Suppose not. Let $U, V$ be nonempty disjoint open sets such that $(a,b) = U \cup V$. Let $x \in U, y \in V$, and w.l.o.g. assume that $x < y$. Consider the set $S = \{z \in V | z > x\} \subseteq V$. Since $S$ is nonempty (because $y \in S$), and $x$ is a lower bound, so infimum of the set $S$ exists; call it $\alpha$. Note further that $\alpha \in (a,b)$ because $x \leq \alpha \leq y$.
Now, if $\alpha \in U$, then since $U$ is open, there is ball of some radius (say, $\epsilon$) centered at $\alpha$ in $U$, which is also contained in $(a,b)$. But that contradicts $\alpha$ being the inf, because $\alpha+\epsilon/2$ is a lower bound for $S$, and it is strictly greater than $\alpha$.

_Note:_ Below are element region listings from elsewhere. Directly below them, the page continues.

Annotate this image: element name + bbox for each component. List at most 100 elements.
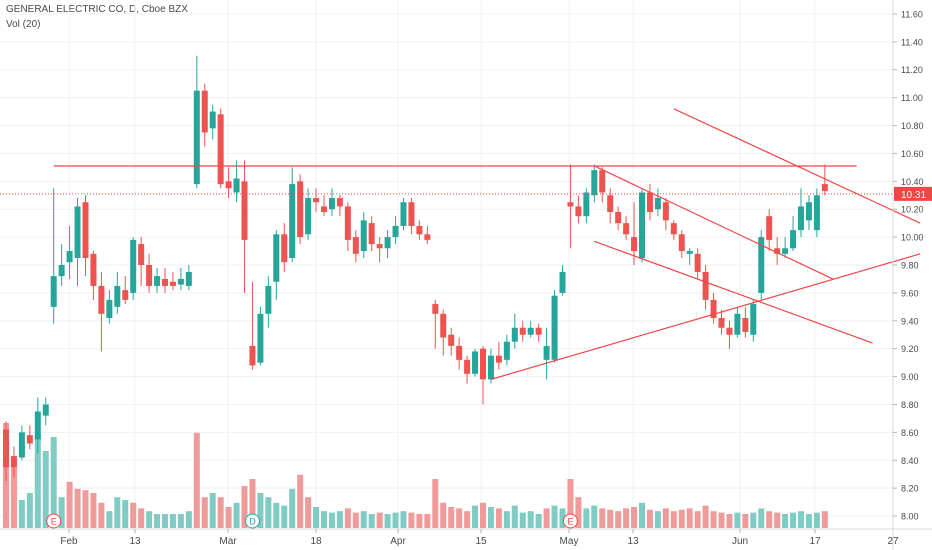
volume-bar <box>360 511 367 528</box>
candle-body <box>726 327 733 335</box>
time-tick-label: 18 <box>310 536 322 547</box>
volume-bar <box>201 497 208 528</box>
price-tick-label: 9.80 <box>901 261 919 271</box>
volume-bar <box>42 451 49 528</box>
volume-bar <box>74 488 81 528</box>
volume-bar <box>798 511 804 528</box>
volume-bar <box>575 497 582 528</box>
candle-body <box>34 411 41 440</box>
candle-body <box>567 202 574 207</box>
volume-bar <box>376 512 383 528</box>
volume-bar <box>209 493 216 528</box>
volume-layer <box>3 423 828 528</box>
volume-bar <box>169 514 176 528</box>
price-tick-label: 11.00 <box>901 93 923 103</box>
candle-body <box>734 313 741 335</box>
earnings-event-marker[interactable] <box>46 513 62 529</box>
volume-bar <box>551 505 558 528</box>
volume-bar <box>726 514 733 528</box>
volume-bar <box>368 514 375 528</box>
candle-body <box>424 234 431 240</box>
volume-bar <box>289 488 296 528</box>
volume-bar <box>114 497 121 528</box>
volume-bar <box>790 512 797 528</box>
volume-bar <box>162 514 168 528</box>
candle-body <box>480 348 486 380</box>
candle-body <box>146 265 153 286</box>
volume-bar <box>527 511 534 528</box>
candle-body <box>607 195 614 212</box>
candle-body <box>448 334 455 346</box>
volume-bar <box>710 511 717 528</box>
candle-body <box>82 202 89 259</box>
candle-body <box>18 432 25 458</box>
volume-bar <box>249 479 256 528</box>
candle-body <box>297 181 304 238</box>
volume-bar <box>440 502 447 528</box>
volume-bar <box>615 511 622 528</box>
volume-bar <box>82 490 89 528</box>
earnings-event-marker[interactable] <box>562 513 578 529</box>
candle-body <box>185 271 192 286</box>
candle-body <box>281 234 288 263</box>
candle-body <box>575 206 582 217</box>
candle-body <box>519 327 526 335</box>
candle-body <box>487 355 494 380</box>
candle-body <box>114 285 121 307</box>
volume-bar <box>58 497 65 528</box>
candle-body <box>344 206 351 240</box>
volume-bar <box>154 514 161 528</box>
trendline[interactable] <box>490 253 921 380</box>
volume-bar <box>265 497 272 528</box>
candle-body <box>201 90 208 133</box>
price-tick-label: 9.20 <box>901 344 919 354</box>
candle-body <box>408 202 415 226</box>
volume-bar <box>535 514 542 528</box>
candle-body <box>742 318 749 332</box>
candle-body <box>472 351 479 374</box>
candle-body <box>241 181 248 240</box>
last-price-label: 10.31 <box>901 190 926 201</box>
trendline[interactable] <box>594 240 873 344</box>
price-tick-label: 10.40 <box>901 177 924 187</box>
candle-body <box>813 195 820 231</box>
volume-bar <box>686 508 693 528</box>
candle-body <box>750 304 757 335</box>
candle-body <box>376 244 383 249</box>
volume-bar <box>567 479 574 528</box>
volume-bar <box>519 512 526 528</box>
price-tick-label: 8.00 <box>901 512 919 522</box>
volume-bar <box>631 507 638 528</box>
candle-body <box>495 355 502 363</box>
volume-bar <box>448 507 455 528</box>
volume-bar <box>34 432 41 528</box>
candle-body <box>758 237 765 293</box>
volume-bar <box>670 511 677 528</box>
volume-bar <box>313 507 320 528</box>
candle-body <box>654 198 661 210</box>
price-tick-label: 11.20 <box>901 65 923 75</box>
candle-body <box>432 304 439 314</box>
candle-body <box>416 225 423 235</box>
candle-body <box>122 290 129 300</box>
volume-bar <box>321 511 327 528</box>
dividend-event-marker[interactable] <box>244 513 260 529</box>
candle-body <box>98 285 105 314</box>
volume-bar <box>297 474 304 528</box>
volume-bar <box>408 512 415 528</box>
candle-body <box>74 206 81 259</box>
volume-bar <box>344 508 351 528</box>
trendline[interactable] <box>594 165 834 280</box>
volume-bar <box>352 512 359 528</box>
volume-bar <box>305 497 312 528</box>
trendline[interactable] <box>673 108 921 224</box>
price-tick-label: 10.00 <box>901 233 924 243</box>
price-tick-label: 8.40 <box>901 456 919 466</box>
candle-body <box>265 285 272 314</box>
candle-body <box>273 234 280 282</box>
time-axis[interactable]: Feb 13 Mar 18 Apr 15 May 13 Jun 17 27 <box>0 528 932 547</box>
candle-body <box>702 271 709 300</box>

Similarly, if $\alpha \in V$, we again have a similar situation, and we can find an element in $S$ which is smaller than $\alpha$. A contradiction.
Thus we get a contradiction either way. So such a decomposition into sets is not possible. This concludes the argument.
It deviates from the standard proof, but only a little. It was graded as incorrect. So I am wondering what is wrong with this argument?
This is indeed a correct argument as confirmed via regrading. Thank you.